Hearts, Heads and Anna Quindlen
Are you a person who lives primarily in your heart or your head? More about this later.
I am a better person because of the company of good women. These are not the women you party with. Those girls best belong to the, “…misery loves company” category. I am talking about the women who make you talk, think and laugh, ladies like the ones in my book club.
One of the best things the book club has done for me is introducing me to a great deal of fiction that I otherwise would not have read. I prefer nonfiction, defaulting to biography and history with a little science thrown into the mix. (Truman by David McCullough; A Crack in the Edge of the World by Simon Winchester; and A Brief History of Time by Stephen Hawking are part of that list). Since getting involved in this book club I have read some books I would not have wanted to live my life without (A Prayer for Own Meany by Irving Stone; Alias Grace by Margaret Atwood; and the delightful Ladies No. 1 Detective Series by Alexander McCall Smith come readily to mind). We are all books, all the time, and if a good bottle of wine gets cracked in the mean time—well so much the better.
Recently a friend recommended the book, One True Thing by Anna Quindlen. Do three things: buy it, read it, thank me later. Like all good women and all good books, One True Thing, starts a dozen useful and interesting conversations in your head. But the one thing that I can’t stop thinking about speaks specifically and poignantly to the status of the feminists movement. This is a movement I was devoted to, and one that I feel has frequently betrayed me.
Besides being a very good read, the book keeps coming back to two types of women: those Ms. Quindlen refers to as living in their hearts (the homemakers, the caretakers, the givers) and those who live in their heads (the professionals, the driven, ambitious, glass ceiling breakers). She uses the two main characters, exceptional examples of each type of woman, a mother and daughter, to examine how each feels about the other. Instead of judging each type of person, she is judging how they judge each other. If the feminists movement means freeing women from sexually delineated servitude does that also mean freeing women to choose the role of mother, homemaker, caretaker if they so wish? Why can’t an intelligent, literate woman choose to use those skills to make a family a better place? Are, “head” types sexual beings while, “heart” types dismissed as mere mothers?

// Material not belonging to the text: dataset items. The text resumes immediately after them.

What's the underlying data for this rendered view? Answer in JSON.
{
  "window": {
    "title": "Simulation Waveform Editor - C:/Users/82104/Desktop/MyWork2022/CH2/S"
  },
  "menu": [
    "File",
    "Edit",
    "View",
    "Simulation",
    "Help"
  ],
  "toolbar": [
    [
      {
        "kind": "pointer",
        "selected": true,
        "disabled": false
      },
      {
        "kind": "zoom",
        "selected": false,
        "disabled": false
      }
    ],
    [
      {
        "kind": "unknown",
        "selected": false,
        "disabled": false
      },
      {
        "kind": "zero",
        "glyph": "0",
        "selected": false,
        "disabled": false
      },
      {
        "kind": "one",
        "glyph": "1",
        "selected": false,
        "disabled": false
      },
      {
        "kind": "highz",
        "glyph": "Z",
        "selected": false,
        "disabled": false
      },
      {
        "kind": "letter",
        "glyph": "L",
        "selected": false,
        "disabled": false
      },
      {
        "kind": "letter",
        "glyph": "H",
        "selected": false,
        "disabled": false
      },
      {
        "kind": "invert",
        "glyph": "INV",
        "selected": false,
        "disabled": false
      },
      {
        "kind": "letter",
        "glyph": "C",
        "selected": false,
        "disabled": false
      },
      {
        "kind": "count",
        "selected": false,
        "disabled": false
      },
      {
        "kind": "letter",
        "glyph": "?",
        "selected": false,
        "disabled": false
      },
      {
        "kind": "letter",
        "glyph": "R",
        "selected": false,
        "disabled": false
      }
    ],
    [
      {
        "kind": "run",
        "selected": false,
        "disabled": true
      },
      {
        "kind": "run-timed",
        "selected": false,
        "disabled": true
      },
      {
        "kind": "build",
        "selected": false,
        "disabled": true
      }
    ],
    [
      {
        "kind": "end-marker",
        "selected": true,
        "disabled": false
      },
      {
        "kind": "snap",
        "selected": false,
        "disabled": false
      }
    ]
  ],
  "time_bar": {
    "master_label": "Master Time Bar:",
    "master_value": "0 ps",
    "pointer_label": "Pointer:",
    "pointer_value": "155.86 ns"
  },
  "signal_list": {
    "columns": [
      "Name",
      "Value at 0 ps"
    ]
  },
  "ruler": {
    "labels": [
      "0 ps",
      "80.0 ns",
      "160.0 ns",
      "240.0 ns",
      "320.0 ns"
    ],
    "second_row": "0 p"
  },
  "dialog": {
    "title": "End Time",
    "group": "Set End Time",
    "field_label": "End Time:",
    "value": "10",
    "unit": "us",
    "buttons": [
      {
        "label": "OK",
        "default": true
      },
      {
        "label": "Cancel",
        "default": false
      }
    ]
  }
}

I am a third generation working woman. My grandmother didn’t marry until age 28 (old for that time) and continued to work as a bookkeeper for the rural creamery near her Minnesota home. My mother always worked outside the home. When we moved to Denver she started work as an office drone for the City and County of Denver , and worked her way up to the head bookkeeper in the mayor’s office. She was so respected that when the Mayor needed specifics about the city’s budget he walked down the hall to her office, not the other way around. Since we Blaisdell women breed true, I worked my whole life. Now, thanks to a good book, I am rethinking how I feel about the women who choose to stay home and look after home and family. Perhaps we should accept strength and skill where we find it. Perhaps we need both.
Raise strong women and keep the faith.
Comments
This is why I've never understood or trusted N.O.W. as to me they only stand for one type of woman - "the live in your head" woman. Anything a woman freely chooses is choice. That freedom to choose is what should be celebrated and not the choice made determine if there's a celebration or not.